W sieci pojawił się serwis www.sekretykuzniara.com, w którym dziennikarz zachęca innych do przesyłania pomysłów na ułatwienie sobie podróży. Film, w którym tłumaczy ideę strony zaczyna od słów „Mam nadzieję, że emocje już opadły”, czym nawiązuje do niesławnej wypowiedzi, w której przyznawał, że jego sposobem na ułatwienie sobie podróży po USA i Kanadzie jest kupowanie produktów w Walmarcie i zwracanie ich pod koniec podróży.
„Niech to będzie miejsce, w którym będziecie mogli zostawiać własne pomysły na to, jak ułatwiać sobie podróż, nie oszukiwać nikogo, bo nie o to chodziło, nie okłamywać nikogo, bo nie o to chodziło, ale w jaki sposób w podróży ułatwić sobie życie, szczególnie jeżeli nie jesteście sami i macie na głowie współtowarzyszy” – w ten sposób w zamieszczonym na stronie filmie Jarosław Kuźniar zachęca do zaangażowania się w projekt.
Ci, którzy zostawią na stronie swoje pomysły mogą liczyć na nagrody, o które zadba sam Kuźniar. O tym, które są najlepsze nie ma jednak decydować on, ale osoby korzystające ze strony, które będą mogły oceniać rady.
Sekretykuzniara.com powstały niedługo po kontrowersyjnej wypowiedzi dziennikarza związanej z jego „trikiem” na podróże po USA i Kanadzie, której treść przypominamy poniżej.
„Podróże są fantastyczne dla dzieci. Widzę, jak Zośka reaguje na wszystko, co nowe. Na ludzi, jedzenie. Na podróże z dzieckiem wcale nie jest trudno się spakować, nie trzeba brać wanienek, krzesełek i bóg wie czego jeszcze. Fotelik samochodowy? Nie ma sensu. Do Kanady i USA nie braliśmy żadnych gadżetów.
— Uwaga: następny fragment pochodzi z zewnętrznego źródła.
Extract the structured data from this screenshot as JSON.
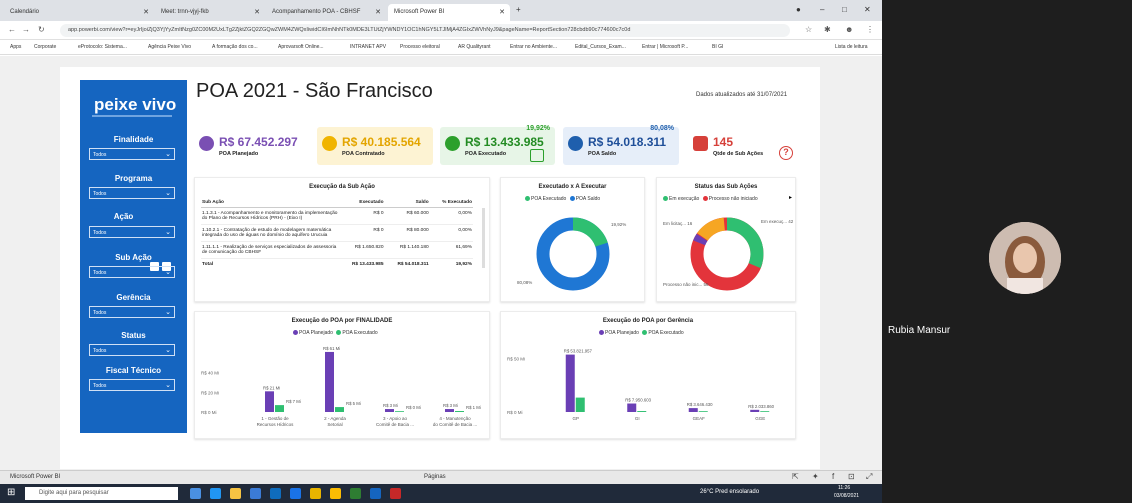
{
  "browser": {
    "tabs": [
      {
        "label": "Calendário"
      },
      {
        "label": "Meet: trnn-vjyj-fkb"
      },
      {
        "label": "Acompanhamento POA - CBHSF"
      },
      {
        "label": "Microsoft Power BI"
      }
    ],
    "url": "app.powerbi.com/view?r=eyJrIjoiZjQ3YjYyZmItNzg0ZC00M2UxLTg2ZjktZGQ2ZGQwZWM4ZWQxIiwidCI6ImNhNTk0MDE3LTUtZjYWNDY1OC1hNGY5LTJlMjA4ZGIxZWVhNyJ9&pageName=ReportSection728cbdb90c774600c7c0d",
    "bookmarks": [
      "Apps",
      "Corporate",
      "eProtocolo: Sistema...",
      "Agência Peixe Vivo",
      "A formação dos co...",
      "Aprovarsoft Online...",
      "INTRANET APV",
      "Processo eleitoral",
      "AR Qualityrant",
      "Entrar no Ambiente...",
      "Edital_Cursos_Exam...",
      "Entrar | Microsoft P...",
      "BI GI",
      "Lista de leitura"
    ]
  },
  "report": {
    "logo": "peixe vivo",
    "title": "POA 2021 - São Francisco",
    "updated": "Dados atualizados até 31/07/2021",
    "filters": [
      {
        "label": "Finalidade",
        "value": "Todos"
      },
      {
        "label": "Programa",
        "value": "Todos"
      },
      {
        "label": "Ação",
        "value": "Todos"
      },
      {
        "label": "Sub Ação",
        "value": "Todos"
      },
      {
        "label": "Gerência",
        "value": "Todos"
      },
      {
        "label": "Status",
        "value": "Todos"
      },
      {
        "label": "Fiscal Técnico",
        "value": "Todos"
      }
    ],
    "kpis": [
      {
        "value": "R$ 67.452.297",
        "label": "POA Planejado",
        "color": "#7a4fb3",
        "bg": "#ffffff"
      },
      {
        "value": "R$ 40.185.564",
        "label": "POA Contratado",
        "color": "#f0b400",
        "bg": "#fdf3d3"
      },
      {
        "value": "R$ 13.433.985",
        "label": "POA Executado",
        "pct": "19,92%",
        "color": "#2ca02c",
        "bg": "#e7f5e7"
      },
      {
        "value": "R$ 54.018.311",
        "label": "POA Saldo",
        "pct": "80,08%",
        "color": "#1f5fad",
        "bg": "#e6eef9"
      },
      {
        "value": "145",
        "label": "Qtde de Sub Ações",
        "color": "#d6403a",
        "bg": "#ffffff"
      }
    ],
    "exec_table": {
      "title": "Execução da Sub Ação",
      "headers": [
        "Sub Ação",
        "Executado",
        "Saldo",
        "% Executado"
      ],
      "rows": [
        [
          "1.1.3.1 - Acompanhamento e monitoramento da implementação do Plano de Recursos Hídricos (PRH) - (Eixo I)",
          "R$ 0",
          "R$ 60.000",
          "0,00%"
        ],
        [
          "1.10.2.1 - Contratação de estudo de modelagem matemática integrada do uso de águas no domínio do aquífero Urucuia",
          "R$ 0",
          "R$ 80.000",
          "0,00%"
        ],
        [
          "1.11.1.1 - Realização de serviços especializados de assessoria de comunicação do CBHSF",
          "R$ 1.650.820",
          "R$ 1.140.180",
          "61,69%"
        ]
      ],
      "total": [
        "Total",
        "R$ 13.433.985",
        "R$ 54.018.311",
        "19,92%"
      ]
    },
    "donut1": {
      "title": "Executado x A Executar",
      "legend": [
        "POA Executado",
        "POA Saldo"
      ],
      "labels": [
        "19,92%",
        "80,08%"
      ]
    },
    "donut2": {
      "title": "Status das Sub Ações",
      "legend": [
        "Em execução",
        "Processo não iniciado"
      ],
      "labels": [
        "Em licitaç... 16",
        "Em execuç... 42",
        "Processo não inic... 56"
      ]
    },
    "colors": {
      "planned": "#6a3fb5",
      "executed": "#2fbf71",
      "saldo": "#1f77d4",
      "contract": "#f6a623",
      "red": "#e3343b",
      "teal": "#19b1a8"
    }
  },
  "chart_data": [
    {
      "type": "bar",
      "title": "Execução do POA por FINALIDADE",
      "categories": [
        "1 - Gestão de Recursos Hídricos",
        "2 - Agenda Setorial",
        "3 - Apoio ao Comitê de Bacia ...",
        "4 - Manutenção do Comitê de Bacia ..."
      ],
      "series": [
        {
          "name": "POA Planejado",
          "values": [
            21,
            61,
            3,
            3
          ],
          "labels": [
            "R$ 21 Mi",
            "R$ 61 Mi",
            "R$ 3 Mi",
            "R$ 3 Mi"
          ]
        },
        {
          "name": "POA Executado",
          "values": [
            7,
            5,
            0,
            1
          ],
          "labels": [
            "R$ 7 Mi",
            "R$ 5 Mi",
            "R$ 0 Mi",
            "R$ 1 Mi"
          ]
        }
      ],
      "yticks": [
        "R$ 0 Mi",
        "R$ 20 Mi",
        "R$ 40 Mi"
      ],
      "ylim": [
        0,
        65
      ]
    },
    {
      "type": "bar",
      "title": "Execução do POA por Gerência",
      "categories": [
        "GP",
        "GI",
        "GEAF",
        "GGE"
      ],
      "series": [
        {
          "name": "POA Planejado",
          "values": [
            53821957,
            7950603,
            3646430,
            2033860
          ],
          "labels": [
            "R$ 53.821.957",
            "R$ 7.950.603",
            "R$ 3.646.430",
            "R$ 2.033.860"
          ]
        },
        {
          "name": "POA Executado",
          "values": [
            13500000,
            900000,
            300000,
            150000
          ]
        }
      ],
      "yticks": [
        "R$ 0 Mi",
        "R$ 50 Mi"
      ],
      "ylim": [
        0,
        60000000
      ]
    }
  ],
  "pbi": {
    "footer_left": "Microsoft Power BI",
    "footer_center": "Páginas"
  },
  "taskbar": {
    "search_placeholder": "Digite aqui para pesquisar",
    "weather": "26°C Pred ensolarado",
    "time": "11:26",
    "date": "03/08/2021"
  },
  "meet": {
    "participant": "Rubia Mansur"
  }
}
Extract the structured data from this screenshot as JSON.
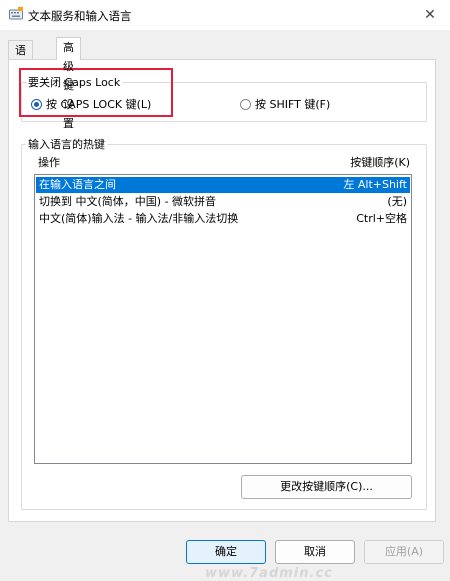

Pojechaliśmy do Walmartu, kupiliśmy wszystko, co było nam potrzebne, a pod koniec podróży wszystko oddaliśmy, mówiąc, że nam nie pasowało.”
Jak można było się spodziewać, po tym wyznaniu Jarosław Kuźniar stał sie bohaterem memów i został obwołany „królem Polaków-cebulaków”.